With email security incidents on the rise, good business email practices are becoming more crucial to protecting your firm from internal and external security threats. Soteria often works with companies, some with millions of dollars in revenue, who still use personal email addresses for business use. While Soteria sees the simplicity and cost-effectiveness of using a personal email, we want to provide you with a few security-based arguments against this poor business habit.
- Looks phishy: Receiving an email from an address that does not match the website domain of the business raises eyebrows. When Soteria receives email sent from a personal email address claiming to be a representative of a business, we often question its legitimacy. (Your customers likely do the same!) Because email addresses are easy to come by, there is no barrier keeping hackers from setting up a free email account and sending messages posed as your business.
- Potential loss of company data: In the event an employee leaves your company, you should have security practices that prevent your business data from leaving with him or her.
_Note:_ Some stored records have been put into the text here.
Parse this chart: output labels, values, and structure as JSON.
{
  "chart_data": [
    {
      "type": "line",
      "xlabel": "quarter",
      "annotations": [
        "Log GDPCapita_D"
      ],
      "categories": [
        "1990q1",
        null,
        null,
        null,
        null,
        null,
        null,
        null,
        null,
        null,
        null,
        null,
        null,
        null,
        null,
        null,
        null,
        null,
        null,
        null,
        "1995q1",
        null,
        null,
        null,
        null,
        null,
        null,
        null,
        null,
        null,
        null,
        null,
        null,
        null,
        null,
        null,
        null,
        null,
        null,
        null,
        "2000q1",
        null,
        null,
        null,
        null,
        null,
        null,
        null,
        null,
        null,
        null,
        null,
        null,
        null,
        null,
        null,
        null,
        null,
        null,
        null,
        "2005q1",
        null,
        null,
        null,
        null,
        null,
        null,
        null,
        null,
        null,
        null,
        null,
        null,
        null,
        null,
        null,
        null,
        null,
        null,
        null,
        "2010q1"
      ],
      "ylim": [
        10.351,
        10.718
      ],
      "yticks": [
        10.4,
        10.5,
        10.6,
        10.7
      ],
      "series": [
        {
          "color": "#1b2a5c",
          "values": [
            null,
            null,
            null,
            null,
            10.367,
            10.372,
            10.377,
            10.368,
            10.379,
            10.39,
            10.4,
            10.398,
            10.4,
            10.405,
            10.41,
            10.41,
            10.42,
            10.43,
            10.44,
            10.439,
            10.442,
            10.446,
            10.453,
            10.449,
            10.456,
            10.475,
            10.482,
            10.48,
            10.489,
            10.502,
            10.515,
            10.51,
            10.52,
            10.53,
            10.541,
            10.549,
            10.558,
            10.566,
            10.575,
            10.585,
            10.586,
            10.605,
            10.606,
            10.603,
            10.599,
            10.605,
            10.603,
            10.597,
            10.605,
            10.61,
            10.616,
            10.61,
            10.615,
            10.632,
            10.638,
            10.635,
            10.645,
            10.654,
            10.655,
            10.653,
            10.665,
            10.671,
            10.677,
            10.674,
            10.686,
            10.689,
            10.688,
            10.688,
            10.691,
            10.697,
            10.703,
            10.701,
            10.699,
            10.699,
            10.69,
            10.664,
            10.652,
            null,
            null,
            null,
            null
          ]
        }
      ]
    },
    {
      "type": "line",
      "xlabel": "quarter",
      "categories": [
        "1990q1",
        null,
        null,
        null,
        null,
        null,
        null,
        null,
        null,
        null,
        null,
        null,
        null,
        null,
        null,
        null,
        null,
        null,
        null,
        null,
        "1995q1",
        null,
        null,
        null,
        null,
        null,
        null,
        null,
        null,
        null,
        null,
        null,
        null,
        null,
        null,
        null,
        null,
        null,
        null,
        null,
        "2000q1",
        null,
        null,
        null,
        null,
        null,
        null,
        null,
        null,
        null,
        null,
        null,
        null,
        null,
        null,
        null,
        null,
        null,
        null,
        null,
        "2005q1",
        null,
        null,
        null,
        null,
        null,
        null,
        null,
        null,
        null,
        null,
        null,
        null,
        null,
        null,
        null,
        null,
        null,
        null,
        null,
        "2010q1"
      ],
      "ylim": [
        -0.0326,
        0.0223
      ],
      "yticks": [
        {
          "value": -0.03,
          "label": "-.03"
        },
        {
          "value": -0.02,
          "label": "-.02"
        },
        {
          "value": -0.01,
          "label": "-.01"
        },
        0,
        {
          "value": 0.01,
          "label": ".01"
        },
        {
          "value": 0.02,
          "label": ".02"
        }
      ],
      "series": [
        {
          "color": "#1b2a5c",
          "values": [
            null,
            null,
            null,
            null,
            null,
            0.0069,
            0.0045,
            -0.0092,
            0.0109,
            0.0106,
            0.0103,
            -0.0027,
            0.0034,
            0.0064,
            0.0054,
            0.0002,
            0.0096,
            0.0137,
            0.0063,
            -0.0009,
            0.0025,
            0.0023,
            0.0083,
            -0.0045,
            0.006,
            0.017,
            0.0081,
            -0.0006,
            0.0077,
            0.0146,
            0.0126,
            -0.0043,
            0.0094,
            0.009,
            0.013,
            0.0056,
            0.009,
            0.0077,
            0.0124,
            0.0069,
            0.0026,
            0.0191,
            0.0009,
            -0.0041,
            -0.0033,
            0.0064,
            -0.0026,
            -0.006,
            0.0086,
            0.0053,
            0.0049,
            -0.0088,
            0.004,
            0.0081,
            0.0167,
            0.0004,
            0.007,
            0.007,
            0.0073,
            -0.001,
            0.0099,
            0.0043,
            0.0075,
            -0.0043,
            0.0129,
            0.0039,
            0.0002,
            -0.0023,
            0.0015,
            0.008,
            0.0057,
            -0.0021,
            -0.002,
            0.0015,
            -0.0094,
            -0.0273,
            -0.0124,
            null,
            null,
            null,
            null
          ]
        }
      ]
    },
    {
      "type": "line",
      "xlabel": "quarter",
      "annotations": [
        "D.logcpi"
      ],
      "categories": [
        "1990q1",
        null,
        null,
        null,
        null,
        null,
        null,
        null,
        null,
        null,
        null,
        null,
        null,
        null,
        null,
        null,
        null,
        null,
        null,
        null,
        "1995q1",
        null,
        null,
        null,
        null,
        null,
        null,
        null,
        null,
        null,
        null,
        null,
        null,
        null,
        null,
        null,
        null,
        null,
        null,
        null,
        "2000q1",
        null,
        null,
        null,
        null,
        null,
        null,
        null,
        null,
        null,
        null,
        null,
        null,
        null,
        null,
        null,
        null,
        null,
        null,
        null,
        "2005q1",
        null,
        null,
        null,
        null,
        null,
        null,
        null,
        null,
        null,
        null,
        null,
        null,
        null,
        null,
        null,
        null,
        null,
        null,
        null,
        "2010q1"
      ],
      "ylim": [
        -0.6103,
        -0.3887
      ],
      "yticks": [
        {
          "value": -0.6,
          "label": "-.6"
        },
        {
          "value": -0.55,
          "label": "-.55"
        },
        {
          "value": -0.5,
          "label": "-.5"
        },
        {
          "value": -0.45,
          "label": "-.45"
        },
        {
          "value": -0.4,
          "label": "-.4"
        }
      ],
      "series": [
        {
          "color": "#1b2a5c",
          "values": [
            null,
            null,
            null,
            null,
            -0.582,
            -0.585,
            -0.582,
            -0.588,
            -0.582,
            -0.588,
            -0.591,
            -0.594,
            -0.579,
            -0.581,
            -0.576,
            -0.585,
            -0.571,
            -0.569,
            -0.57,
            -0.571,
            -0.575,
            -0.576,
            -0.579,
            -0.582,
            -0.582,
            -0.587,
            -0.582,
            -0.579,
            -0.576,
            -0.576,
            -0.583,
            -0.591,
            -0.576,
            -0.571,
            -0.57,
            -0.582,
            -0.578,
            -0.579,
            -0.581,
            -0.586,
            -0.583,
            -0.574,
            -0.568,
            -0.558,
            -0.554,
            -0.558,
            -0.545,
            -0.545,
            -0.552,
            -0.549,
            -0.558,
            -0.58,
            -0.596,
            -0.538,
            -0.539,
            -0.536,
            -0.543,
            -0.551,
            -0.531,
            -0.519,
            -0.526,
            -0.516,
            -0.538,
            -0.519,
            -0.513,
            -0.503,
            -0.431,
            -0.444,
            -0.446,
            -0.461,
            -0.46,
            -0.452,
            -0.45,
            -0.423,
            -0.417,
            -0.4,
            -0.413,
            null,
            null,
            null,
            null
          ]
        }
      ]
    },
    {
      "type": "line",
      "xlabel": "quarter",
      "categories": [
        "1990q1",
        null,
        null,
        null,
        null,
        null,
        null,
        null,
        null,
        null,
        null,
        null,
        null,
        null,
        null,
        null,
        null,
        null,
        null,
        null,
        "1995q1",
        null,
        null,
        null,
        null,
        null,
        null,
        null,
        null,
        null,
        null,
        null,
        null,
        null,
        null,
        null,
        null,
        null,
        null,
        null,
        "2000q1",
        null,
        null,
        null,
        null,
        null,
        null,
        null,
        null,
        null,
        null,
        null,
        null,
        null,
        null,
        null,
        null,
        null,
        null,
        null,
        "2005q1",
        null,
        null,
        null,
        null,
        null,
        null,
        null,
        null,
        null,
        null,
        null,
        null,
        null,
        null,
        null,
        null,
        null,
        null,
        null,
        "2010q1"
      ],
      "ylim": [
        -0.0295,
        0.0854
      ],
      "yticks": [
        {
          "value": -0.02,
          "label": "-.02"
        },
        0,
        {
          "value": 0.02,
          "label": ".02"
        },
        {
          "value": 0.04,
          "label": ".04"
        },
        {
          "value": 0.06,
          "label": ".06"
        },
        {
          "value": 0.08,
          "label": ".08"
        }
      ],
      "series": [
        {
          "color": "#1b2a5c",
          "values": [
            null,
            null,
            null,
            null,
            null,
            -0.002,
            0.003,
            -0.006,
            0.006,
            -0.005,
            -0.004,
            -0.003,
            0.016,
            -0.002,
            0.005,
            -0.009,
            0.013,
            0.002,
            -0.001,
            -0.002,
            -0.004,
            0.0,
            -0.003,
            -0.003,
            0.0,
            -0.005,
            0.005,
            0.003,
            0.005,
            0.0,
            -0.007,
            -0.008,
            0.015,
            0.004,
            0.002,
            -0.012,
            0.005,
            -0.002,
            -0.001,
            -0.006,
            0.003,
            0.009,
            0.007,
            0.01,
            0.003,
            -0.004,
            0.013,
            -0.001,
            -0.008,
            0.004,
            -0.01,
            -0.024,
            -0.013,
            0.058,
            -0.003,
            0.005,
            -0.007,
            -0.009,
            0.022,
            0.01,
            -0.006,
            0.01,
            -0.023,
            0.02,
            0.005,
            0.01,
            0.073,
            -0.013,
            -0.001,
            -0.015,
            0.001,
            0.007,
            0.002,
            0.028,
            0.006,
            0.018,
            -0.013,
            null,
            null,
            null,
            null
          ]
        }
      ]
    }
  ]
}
If your company allows for the use of personal emails for business, you are risking your employee being able to walk off with your client information, business data, and intellectual property. Because you do not own the account, it will be more difficult for you to gather all data, documents, and conversations that were sent via email during employment.
- Inability to stop correspondence post-employment: In the event an employee leaves your firm, you will not be able to easily stop them from continuing conversations with your customers, vendors, etc. It will appear to be “business-as-usual” if an ex-employee continues using their personal email address to correspond with your business’ contacts.
Once your business emails are set up, enforce their use. The security of your business can only be as strong as your ability to enforce the policies you have in place. We have spoken with firms who’s employees have business email addresses, but still opt to use their personal addresses to keep from having to switch inboxes. From a security standpoint, having a business email you use sporadically has the same security risks as not having a dedicated business email at all.